# Did We Forget Someone



## mswalt (Sep 14, 2004)

> my name is Eddie Monday, my wife Stephanie and our two sons Brandon and Colton are the Montana Mondays. We live in Whitefish Montana about 40 miles from Glacier Park. Glacier would be a great choice for a rally in 2008, we are familiar with the area, there are many places to camp in and around the park if you have any questions about the area feel free to contact me. It would be great to attend our first rally.
> thanks!
> Eddie


Well, somewhere in talking about the Montana rally, I think we may have forgotten to welcome this new group to our midst.

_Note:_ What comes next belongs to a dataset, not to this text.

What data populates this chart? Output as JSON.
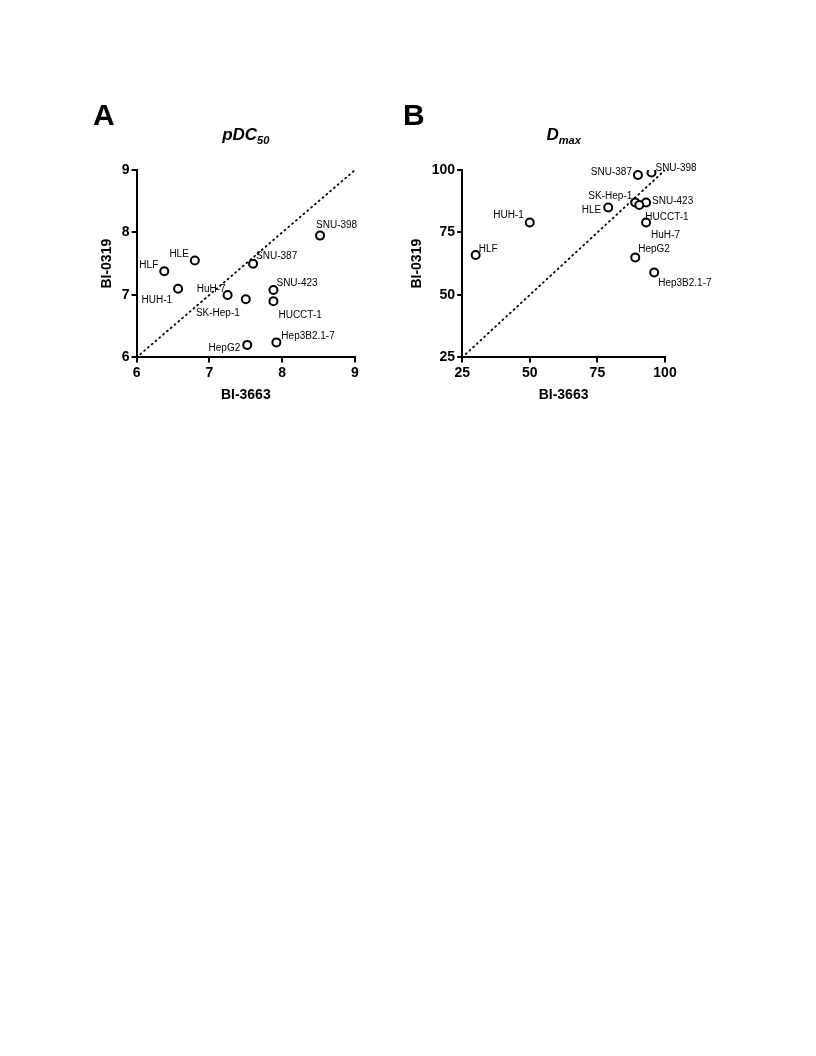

At least, I didn't see a welcome.

WELCOME, Montana Mondays, to Outbackers!









Mark


----------



## Reverie (Aug 9, 2004)

Welcome aboard, Mondays!

Reverie


----------



## RizFam (Feb 25, 2006)

to Outbackers.com


----------



## skippershe (May 22, 2006)

Hi Montana Mondays
















to Outbackers!

Glad you found us...
Happy Camping and post often,
Dawn

(good catch Mark)


----------



## RizFam (Feb 25, 2006)

skippershe said:


> Hi Montana Mondays
> 
> 
> 
> ...


Very Nice welcome Dawn ............ Love the lighthouse


----------



## skippershe (May 22, 2006)

Thank you Tami! Just trying to be creative


----------



## RizFam (Feb 25, 2006)

skippershe said:


> Thank you Tami! Just trying to be creative


And you are


----------



## N7OQ (Jun 10, 2006)

Welcome Montana Mondays to the Outback family. Hope to hear more from you, we have been kicking around the idea of a trip to your area in the near future. I haven't been to Glacier Park sence I was a kid. So keep the posts coming.


----------



## jlbabb28 (Feb 27, 2006)

WELCOME


----------



## summergames84 (Mar 6, 2004)

Welcome, Montana Mondays! I like Montana ANY day of the week! Glad you joined us.


----------



## wolfwood (Sep 19, 2005)

*We MISSED a welcome????????* 























That ain't right!!!!

Welcome, Montana Mondays!!!! We sure are hoping to get out your way in 2008 !!


----------



## Lady Di (Oct 28, 2005)

Welcome Montana Mondays. Make lots of memories with the camper, and your family


----------



## HootBob (Apr 26, 2004)

Welcome Montana Mondays to the Outback Family

Don


----------



## wade2006 (Jan 12, 2007)

Welcome Montana Mondays!!!


----------



## fspieg (Jul 31, 2006)

Welcome Montana Mondays


----------



## JimBo99 (Apr 25, 2006)

Welcome Mondays!!!









I think that's the first time I ever said THAT!

Jim


----------



## Oregon_Camper (Sep 13, 2004)

Welcome...Welcome...Welcome.

Glad you found us.


----------



## Thor (Apr 7, 2004)

Welcome -









Also a big hug

Thor


----------



## montana mondays (Jan 12, 2006)

Wow!

Thank you all so very much for the warm welcome to the Outback Family! We purchased our 25RSS in may of 2006 and have already been to Newport Oregon, Cody Wyoming, and several trips to Glacier in Fall and just love it! Looking forward to many trips in the future and maybe connecting with some of you other Outbackers!
Thank you again!!!!!
Eddie, Steph, Brandon 7 & Colton 5!


----------



## daves700 (Jun 12, 2006)

Welcome Welcome Welcome !!!


----------